Accountability is good. How many times have you heard a pastor say these things:
Get accountable, Get into groups where you can be accountable, Integrity starts with accountability,and True health start with accountability. We love this and cheer it on but the process of holding someone accountable now that’s a different story.
Most people shy away from this for a few different reasons. First no one like conflict. In the church we spend a great deal of time trying to avoid conflict and play nice. Second we feel like we are being to straightforward. “If you don’t have something nice to say don’t say anything at all.” Many of us have had this pounded into our heads as we were growing up and so to speak negatively toward someone is not something we do. Third we value relationships. If I call someone out they may leave the relationship. They may get mad and our friendship may be over. This fear will keep people from asking the hard questions but that is exactly what we need in accountability groups.
In many accountability groups we hope the person is just doing “fine” or that they lie and say that so we can just move on to another conversation. This isn’t real accountability. Real accountability holds the truth higher than friendship, real accountability honors one another with asking the tough questions. Real accountability asks questions when people say they are “fine”. Real accountability is difficult but real accountability changes lives.
So how, exactly, do we keep people accountable? The first thing we need to remember is that we can’t. People are only as accountable as they are willing to be. If someone is willing to submit to the process and answer questions honestly than accountability can happen. If they don’t want to be accountable than we become codependent by trying to force a process on them that they don’t want.
Here are the things we can do when we are asked to be an accountability partner.
- Ask hard questions
This is our job. We need to ask the tough questions even when we don’t want the answers. Remember that what is desired from an accountability relationship is real answers to real questions.
- Lean into conflict
Try to stay focused on the issues.

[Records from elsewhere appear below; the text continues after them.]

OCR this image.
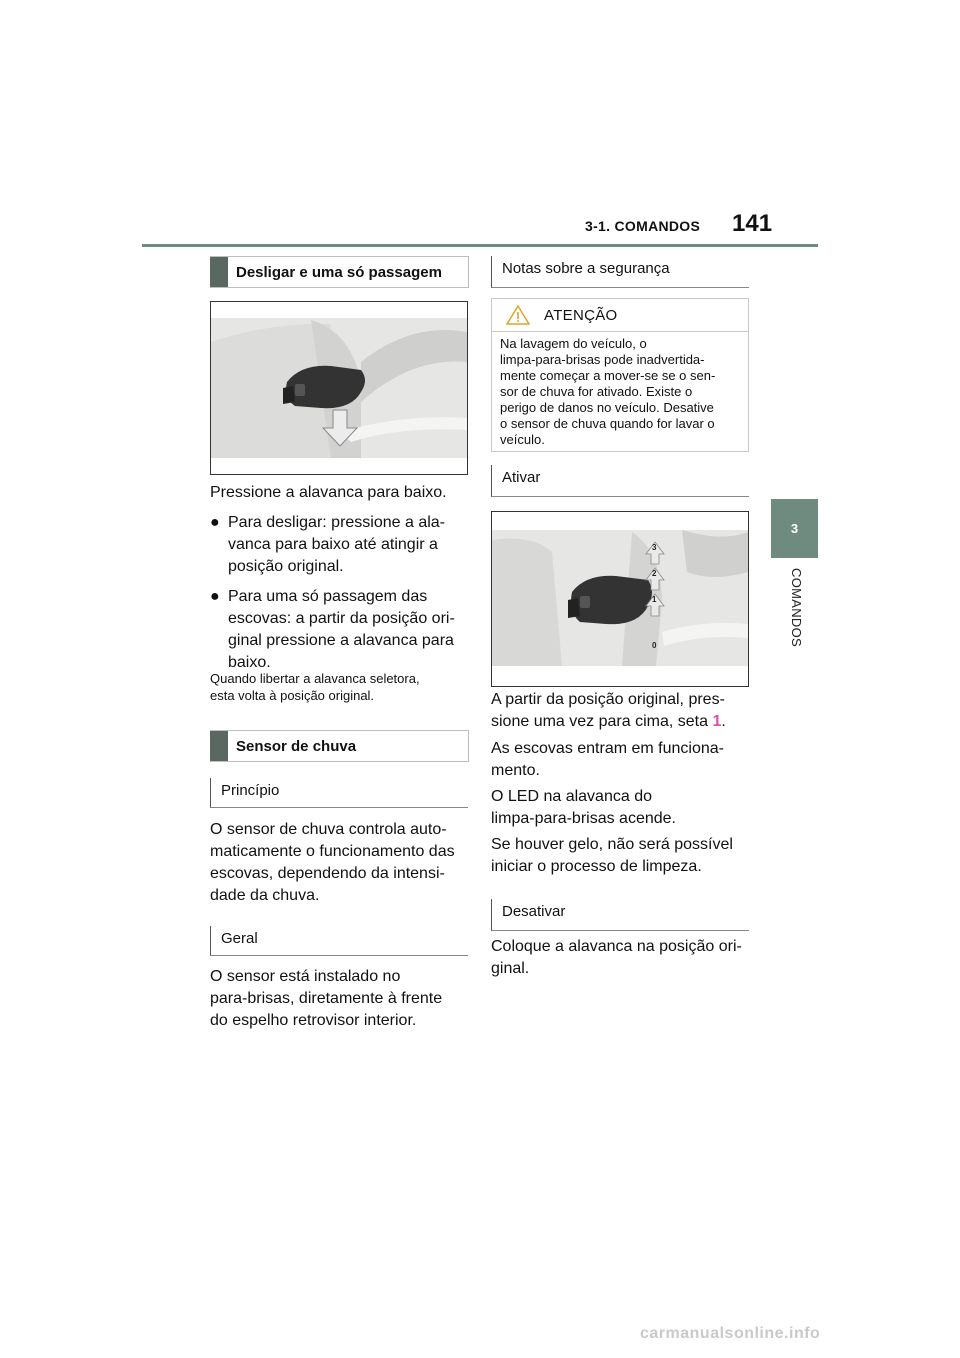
3-1. COMANDOS 141
3
COMANDOS
Desligar e uma só passagem
Pressione a alavanca para baixo.
● Para desligar: pressione a ala-
vanca para baixo até atingir a
posição original.
● Para uma só passagem das
escovas: a partir da posição ori-
ginal pressione a alavanca para
baixo.
Quando libertar a alavanca seletora,
esta volta à posição original.
Sensor de chuva
Princípio
O sensor de chuva controla auto-
maticamente o funcionamento das
escovas, dependendo da intensi-
dade da chuva.
Geral
O sensor está instalado no
para-brisas, diretamente à frente
do espelho retrovisor interior.
Notas sobre a segurança
ATENÇÃO
Na lavagem do veículo, o
limpa-para-brisas pode inadvertida-
mente começar a mover-se se o sen-
sor de chuva for ativado. Existe o
perigo de danos no veículo. Desative
o sensor de chuva quando for lavar o
veículo.
Ativar
3
2
1
0
A partir da posição original, pres-
sione uma vez para cima, seta 1.
As escovas entram em funciona-
mento.
O LED na alavanca do
limpa-para-brisas acende.
Se houver gelo, não será possível
iniciar o processo de limpeza.
Desativar
Coloque a alavanca na posição ori-
ginal.
carmanualsonline.info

Real relationships will have times of conflict and strife. No one likes conflict but true friends don’t let us off the hook.
- Be straightforward
Calling someone out on the carpet can be a daunting experience. Try to remind yourself that this is your job. If they are not looking for this type of relationship than just call it coffee and not accountability.
- Make consequences
Without consequences we will continue our bad behavior without even thinking. There are always consequences for actions in life, this relationship should be no different. Firm boundaries help everybody in the end. One word of warning don’t make loss of relationship a consequence. No one wants to feel like if they tell the truth you will go away.
My Prayer is that we would all enter into these types of relationships. That we would all have people in our lives that ask the “hard” questions. That we would have friends that would be straightforward and not let us off the hook when we are not answering honestly. Remember true life change isn’t easy and isn’t fun but in the end it will produce the kind of life that is worthy of the gospel.